At any rate, I found
The Causeway to be great fun and hard
to put down. Because the two main characters are such unusual and unlikely
lovers, and because they are so well developed and complex, one is by no means
sure exactly how (or even if) things will work out for the best. But I never
doubted I was in capable hands and that Lear would have a few surprises up her
sleeve.
I should have
learned my lesson by now about comparing unknown authors to other, more famous
writers that lots of folks know and love. But if I foolishly allowed myself to
be pressed for comparisons regarding Winifred Lear, I think I'd suggest that
she might be the love child of Stella Gibbons and Barbara Pym (with just a
twist of Diana Tutton's Guard Your
Daughters).
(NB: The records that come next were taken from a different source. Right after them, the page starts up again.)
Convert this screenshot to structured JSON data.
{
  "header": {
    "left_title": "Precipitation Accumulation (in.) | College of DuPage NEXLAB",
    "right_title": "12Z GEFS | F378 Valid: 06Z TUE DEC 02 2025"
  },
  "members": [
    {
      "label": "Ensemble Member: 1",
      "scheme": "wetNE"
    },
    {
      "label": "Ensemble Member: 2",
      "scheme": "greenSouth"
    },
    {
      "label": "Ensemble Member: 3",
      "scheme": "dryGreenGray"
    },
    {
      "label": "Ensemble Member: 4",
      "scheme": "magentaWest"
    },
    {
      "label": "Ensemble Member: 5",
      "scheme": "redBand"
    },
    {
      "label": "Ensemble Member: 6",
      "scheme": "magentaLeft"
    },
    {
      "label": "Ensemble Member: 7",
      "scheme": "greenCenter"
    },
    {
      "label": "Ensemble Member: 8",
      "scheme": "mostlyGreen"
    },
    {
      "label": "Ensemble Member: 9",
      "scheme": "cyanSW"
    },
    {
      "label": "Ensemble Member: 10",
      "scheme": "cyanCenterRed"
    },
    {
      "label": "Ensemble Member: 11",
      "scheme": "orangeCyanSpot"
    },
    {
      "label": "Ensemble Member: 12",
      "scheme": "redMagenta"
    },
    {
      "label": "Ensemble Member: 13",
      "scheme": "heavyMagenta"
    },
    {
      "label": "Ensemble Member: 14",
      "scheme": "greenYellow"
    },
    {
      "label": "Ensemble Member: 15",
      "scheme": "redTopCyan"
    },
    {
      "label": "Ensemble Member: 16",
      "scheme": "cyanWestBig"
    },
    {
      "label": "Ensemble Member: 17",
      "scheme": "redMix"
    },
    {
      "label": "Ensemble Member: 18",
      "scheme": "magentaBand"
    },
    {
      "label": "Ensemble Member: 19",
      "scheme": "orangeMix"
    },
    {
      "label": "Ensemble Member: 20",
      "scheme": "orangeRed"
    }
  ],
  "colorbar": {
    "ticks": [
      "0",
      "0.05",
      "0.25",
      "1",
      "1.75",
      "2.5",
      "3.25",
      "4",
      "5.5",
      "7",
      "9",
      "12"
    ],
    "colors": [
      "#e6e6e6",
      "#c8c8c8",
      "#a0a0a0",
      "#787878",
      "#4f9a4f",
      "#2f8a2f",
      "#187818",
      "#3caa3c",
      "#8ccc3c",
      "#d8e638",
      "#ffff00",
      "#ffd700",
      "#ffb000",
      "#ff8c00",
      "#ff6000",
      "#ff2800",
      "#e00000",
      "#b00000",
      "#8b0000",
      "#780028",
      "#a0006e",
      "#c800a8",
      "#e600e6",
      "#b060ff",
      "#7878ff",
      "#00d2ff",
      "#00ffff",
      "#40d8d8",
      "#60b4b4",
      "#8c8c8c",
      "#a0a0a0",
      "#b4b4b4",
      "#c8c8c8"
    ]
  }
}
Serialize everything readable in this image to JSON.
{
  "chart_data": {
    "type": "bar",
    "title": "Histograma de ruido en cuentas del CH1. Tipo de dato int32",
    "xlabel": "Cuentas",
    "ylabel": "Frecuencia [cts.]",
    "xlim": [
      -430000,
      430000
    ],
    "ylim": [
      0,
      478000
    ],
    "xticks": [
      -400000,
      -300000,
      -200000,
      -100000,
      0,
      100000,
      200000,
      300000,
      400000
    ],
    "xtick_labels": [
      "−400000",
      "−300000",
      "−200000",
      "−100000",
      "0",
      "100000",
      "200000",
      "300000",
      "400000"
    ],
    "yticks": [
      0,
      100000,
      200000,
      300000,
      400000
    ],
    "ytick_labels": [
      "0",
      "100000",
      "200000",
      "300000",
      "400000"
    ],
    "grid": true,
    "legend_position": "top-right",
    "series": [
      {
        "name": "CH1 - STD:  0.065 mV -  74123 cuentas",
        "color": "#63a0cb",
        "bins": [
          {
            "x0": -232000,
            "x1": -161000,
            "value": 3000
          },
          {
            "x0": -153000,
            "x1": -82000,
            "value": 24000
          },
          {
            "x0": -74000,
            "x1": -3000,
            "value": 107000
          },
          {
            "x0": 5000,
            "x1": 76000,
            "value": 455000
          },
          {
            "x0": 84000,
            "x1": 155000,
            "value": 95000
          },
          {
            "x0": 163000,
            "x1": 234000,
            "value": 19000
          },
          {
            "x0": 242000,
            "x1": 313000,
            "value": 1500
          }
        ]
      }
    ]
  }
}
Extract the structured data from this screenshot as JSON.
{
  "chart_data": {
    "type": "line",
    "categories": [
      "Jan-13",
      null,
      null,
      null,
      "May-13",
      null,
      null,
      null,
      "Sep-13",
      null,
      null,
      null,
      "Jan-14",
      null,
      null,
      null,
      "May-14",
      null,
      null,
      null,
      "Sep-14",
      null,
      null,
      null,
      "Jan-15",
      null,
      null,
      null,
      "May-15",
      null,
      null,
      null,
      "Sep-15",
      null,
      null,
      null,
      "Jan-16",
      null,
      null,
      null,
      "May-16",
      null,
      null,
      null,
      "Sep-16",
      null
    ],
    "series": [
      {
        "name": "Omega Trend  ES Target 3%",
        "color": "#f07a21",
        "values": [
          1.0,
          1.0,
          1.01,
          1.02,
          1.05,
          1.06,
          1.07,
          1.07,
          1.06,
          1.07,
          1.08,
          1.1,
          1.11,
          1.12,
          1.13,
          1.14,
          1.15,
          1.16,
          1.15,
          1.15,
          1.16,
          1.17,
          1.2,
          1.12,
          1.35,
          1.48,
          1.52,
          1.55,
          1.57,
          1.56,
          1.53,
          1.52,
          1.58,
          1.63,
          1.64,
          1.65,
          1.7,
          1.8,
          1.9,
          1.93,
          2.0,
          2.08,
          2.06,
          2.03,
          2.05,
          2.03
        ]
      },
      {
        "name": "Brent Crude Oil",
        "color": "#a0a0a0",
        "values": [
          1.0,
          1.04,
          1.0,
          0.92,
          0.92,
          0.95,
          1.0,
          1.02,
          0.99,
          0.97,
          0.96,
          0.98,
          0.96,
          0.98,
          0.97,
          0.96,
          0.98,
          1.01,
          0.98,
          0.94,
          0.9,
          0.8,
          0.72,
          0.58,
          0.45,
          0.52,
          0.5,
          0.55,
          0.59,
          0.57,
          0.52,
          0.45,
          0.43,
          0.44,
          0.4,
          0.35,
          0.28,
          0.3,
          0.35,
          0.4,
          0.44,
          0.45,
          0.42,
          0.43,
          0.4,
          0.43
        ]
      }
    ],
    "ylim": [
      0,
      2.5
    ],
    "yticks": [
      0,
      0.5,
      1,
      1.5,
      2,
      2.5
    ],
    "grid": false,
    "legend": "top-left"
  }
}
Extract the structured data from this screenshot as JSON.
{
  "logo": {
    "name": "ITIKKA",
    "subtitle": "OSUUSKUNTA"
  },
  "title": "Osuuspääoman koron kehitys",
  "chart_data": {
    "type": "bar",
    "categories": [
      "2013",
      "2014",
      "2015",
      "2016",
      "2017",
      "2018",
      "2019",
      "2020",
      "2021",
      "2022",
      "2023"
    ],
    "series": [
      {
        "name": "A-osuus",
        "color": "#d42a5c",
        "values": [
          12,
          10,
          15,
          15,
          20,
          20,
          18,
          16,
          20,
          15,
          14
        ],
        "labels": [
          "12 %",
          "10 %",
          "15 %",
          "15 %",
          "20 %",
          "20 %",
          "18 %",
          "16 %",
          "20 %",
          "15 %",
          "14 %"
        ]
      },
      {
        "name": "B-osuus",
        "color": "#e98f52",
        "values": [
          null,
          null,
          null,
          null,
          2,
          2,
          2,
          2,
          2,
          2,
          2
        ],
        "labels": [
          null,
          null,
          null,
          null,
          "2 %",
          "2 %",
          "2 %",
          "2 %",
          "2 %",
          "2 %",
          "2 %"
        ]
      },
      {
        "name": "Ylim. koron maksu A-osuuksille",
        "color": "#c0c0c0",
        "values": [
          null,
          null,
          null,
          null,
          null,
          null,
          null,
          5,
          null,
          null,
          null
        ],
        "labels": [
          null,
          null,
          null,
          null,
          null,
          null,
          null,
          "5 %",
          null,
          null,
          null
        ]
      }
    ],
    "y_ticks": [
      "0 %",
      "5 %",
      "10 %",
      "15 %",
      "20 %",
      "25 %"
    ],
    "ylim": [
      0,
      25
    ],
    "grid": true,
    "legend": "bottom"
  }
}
Her humor is not riotous by any means, but here are two
examples that made me laugh.
I have been working
out and doing yoga a bit more again in the hopes of not fitting Rick's
grandmother's description as I get older:
Grandma
Watson was of immense girth. She had grown like a tree, adding a new ring to
her outer man each year, and now, at seventy-nine, had become so cumbersome that
on her own admission her legs wouldn't stand it and weren't a bit of use for
moving about.
And then, much later
when the Blitz is already raging, this little snippet about Aunt Mavis in a
crowded shelter made me laugh and definitely evokes Pym's acid sarcasm:
"I
would willingly offer you my own bed," said Aunt Mavis, half getting out
of it to show what it would look like if she did, "but, as it happens, I
seem to have got a nasty bit of cold in my throat."
Clearly, having enjoyed this book so much, I shall now have to move forward with Lear's second (and, sadly, final) novel, the aforementioned Shady Cloister. She also published a much
later memoir of her own school days, Down
the Rabbit Hole (1975). A big thank you to the anonymous commenter who first put her on my
radar!
I knew someone who after a stroke became argumentative and violent, when previously he had NOT shown such characteristics. So, I can believe in the Rector's changes. It sounds like an interesting book.